Steve Jobs-designed yacht launched in the Netherlands
THE HAGUE, Netherlands The sleek, white superyacht glistens under a gray autumnal sky, a posthumous testament to the design aesthetic of Steve Jobs.
Just over a year after the Apple founder died, the luxury motor yacht he commissioned and helped French product designer Philippe Starck make has finally slipped into an anonymous Dutch backwater.
Looking like a floating Apple store, it bears all the hallmarks of a new Jobs-inspired creation - crisp white lines, polished metal, glass. And secrecy.
Late Tuesday, shipbuilder Feadship announced it had launched the "78.2-meter (256-foot) all-aluminum, full custom motoryacht Venus" at its yard in Aalsmeer, just south of Amsterdam, two days earlier.
Starck said in a statement emailed to The Associated Press that he is "proud of Venus as he feels it reflects Steve Jobs expectation and vision."
The superyacht has a long white hull with a row of circular portholes just above the water line and two glass-walled cabins on the top deck, one on top of the other.

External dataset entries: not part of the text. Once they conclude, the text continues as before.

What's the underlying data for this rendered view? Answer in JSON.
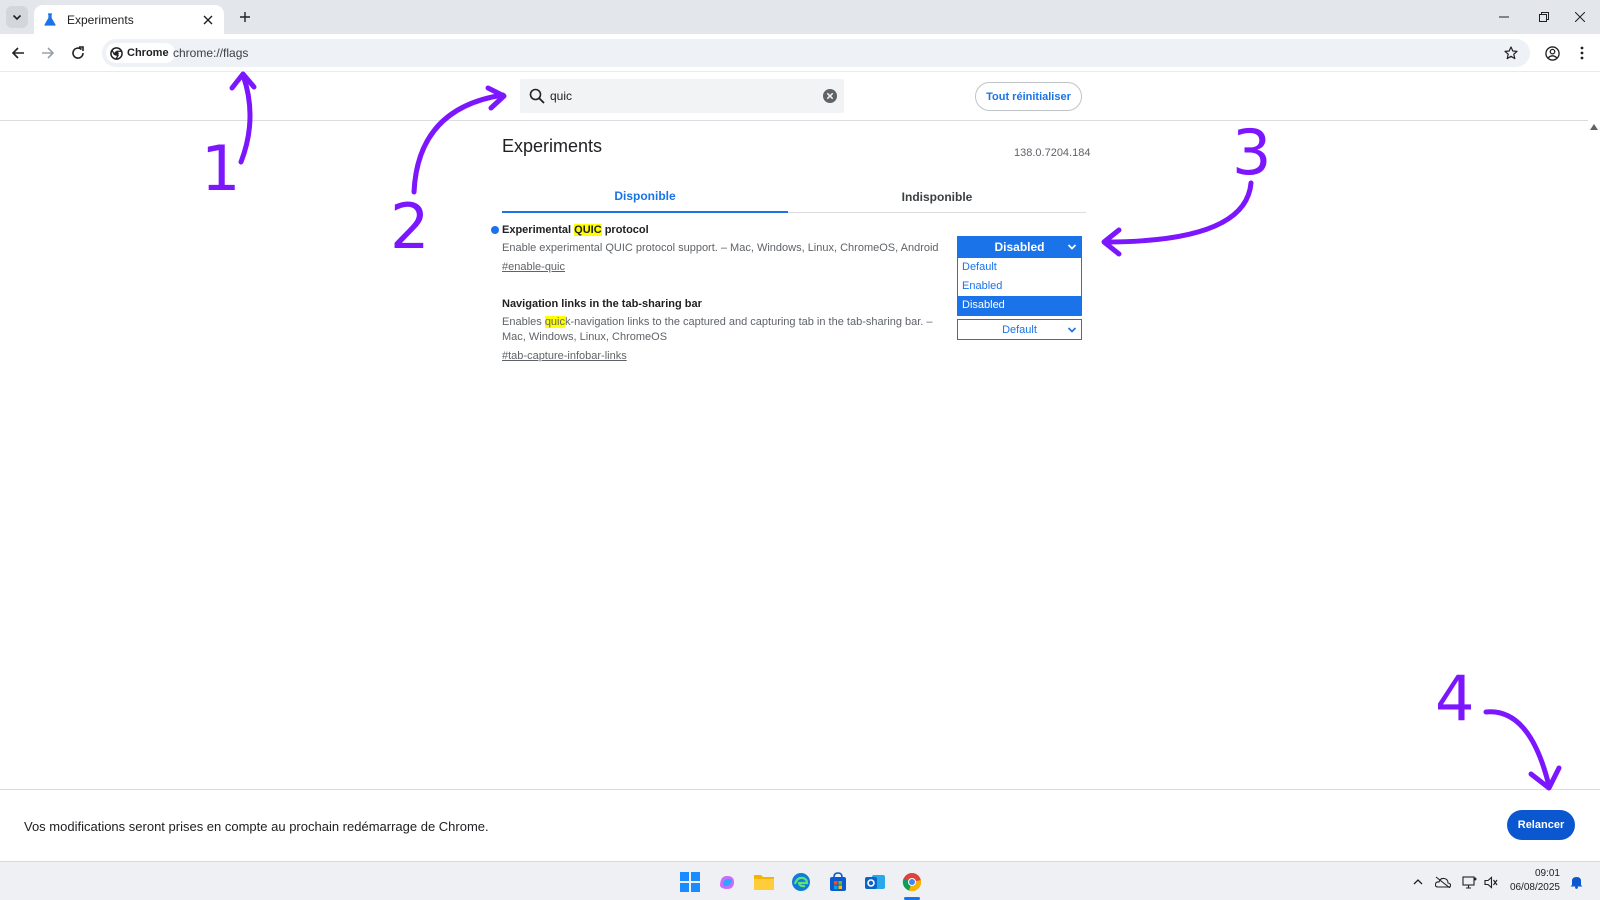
{
  "browser": {
    "tab": {
      "title": "Experiments"
    },
    "omnibox": {
      "chip_label": "Chrome",
      "url": "chrome://flags"
    }
  },
  "flags_page": {
    "search": {
      "value": "quic",
      "placeholder": ""
    },
    "reset_button_label": "Tout réinitialiser",
    "title": "Experiments",
    "version": "138.0.7204.184",
    "tabs": [
      {
        "label": "Disponible",
        "active": true
      },
      {
        "label": "Indisponible",
        "active": false
      }
    ],
    "flags": [
      {
        "title_before": "Experimental ",
        "title_match": "QUIC",
        "title_after": " protocol",
        "description": "Enable experimental QUIC protocol support. – Mac, Windows, Linux, ChromeOS, Android",
        "link": "#enable-quic",
        "select_value": "Disabled",
        "options": [
          "Default",
          "Enabled",
          "Disabled"
        ],
        "selected_option": "Disabled"
      },
      {
        "title": "Navigation links in the tab-sharing bar",
        "desc_before": "Enables ",
        "desc_match": "quic",
        "desc_after": "k-navigation links to the captured and capturing tab in the tab-sharing bar. – Mac, Windows, Linux, ChromeOS",
        "link": "#tab-capture-infobar-links",
        "select_value": "Default"
      }
    ]
  },
  "relaunch_bar": {
    "message": "Vos modifications seront prises en compte au prochain redémarrage de Chrome.",
    "button_label": "Relancer"
  },
  "taskbar": {
    "time": "09:01",
    "date": "06/08/2025"
  },
  "annotations": [
    "1",
    "2",
    "3",
    "4"
  ],
  "colors": {
    "accent": "#1a73e8",
    "annotation": "#7b16ff",
    "highlight": "#ffff00",
    "relaunch_button": "#0b57d0"
  }
}
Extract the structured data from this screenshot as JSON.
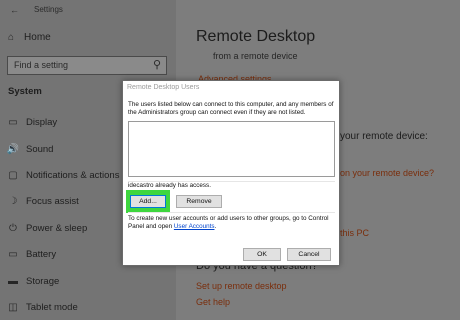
{
  "window": {
    "title": "Settings"
  },
  "sidebar": {
    "home": "Home",
    "search_placeholder": "Find a setting",
    "section": "System",
    "items": [
      {
        "label": "Display",
        "icon": "monitor-icon"
      },
      {
        "label": "Sound",
        "icon": "speaker-icon"
      },
      {
        "label": "Notifications & actions",
        "icon": "notification-icon"
      },
      {
        "label": "Focus assist",
        "icon": "moon-icon"
      },
      {
        "label": "Power & sleep",
        "icon": "power-icon"
      },
      {
        "label": "Battery",
        "icon": "battery-icon"
      },
      {
        "label": "Storage",
        "icon": "storage-icon"
      },
      {
        "label": "Tablet mode",
        "icon": "tablet-icon"
      }
    ]
  },
  "main": {
    "title": "Remote Desktop",
    "subtitle": "from a remote device",
    "link_advanced": "Advanced settings",
    "partial_device": "your remote device:",
    "partial_link": "on your remote device?",
    "partial_pc": "this PC",
    "question": "Do you have a question?",
    "link_setup": "Set up remote desktop",
    "link_help": "Get help"
  },
  "dialog": {
    "title": "Remote Desktop Users",
    "description": "The users listed below can connect to this computer, and any members of the Administrators group can connect even if they are not listed.",
    "access_text": "idecastro already has access.",
    "add_label": "Add...",
    "remove_label": "Remove",
    "note_prefix": "To create new user accounts or add users to other groups, go to Control Panel and open ",
    "note_link": "User Accounts",
    "note_suffix": ".",
    "ok_label": "OK",
    "cancel_label": "Cancel"
  },
  "colors": {
    "highlight": "#3ed63e",
    "link": "#0044cc"
  }
}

Starck said Jobs asked him to design a boat in 2007 and approved his design at only their second meeting to discuss the project.
"The project never changed during the process of five years dedicated to a rigorous work on details, driven by the famous eye and genius of Steve Jobs," the statement issued by Starck's design house said. "This work was directly done between Steve Jobs and Philippe Starck."
Walter Isaacson described plans and models of the yacht in his biography of Jobs, who died, aged 56, on Oct. 5 last year.
"As expected, the planned yacht was sleek and minimalist. The teak decks were perfectly flat and unblemished by any accoutrements. Like an Apple store, the cabin windows were large panes, almost floor to ceiling, and the main living area was designed to have walls of glass that were 40 feet long and 10 feet high,"Jobs' biographer wrote. "He had gotten the chief engineer of the Apple stores to design a special glass that was able to provide structural support."
Isaacson wrote that Jobs, who long battled pancreatic cancer, was conscious of the fact that he may never see the finished yacht, but wanted it completed anyway.
"I know that it's possible I will die and leave Laurene with a half built boat," he said, referring to his wife. "But I have to keep going on it. If I don't, it's an admission that I'm about to die."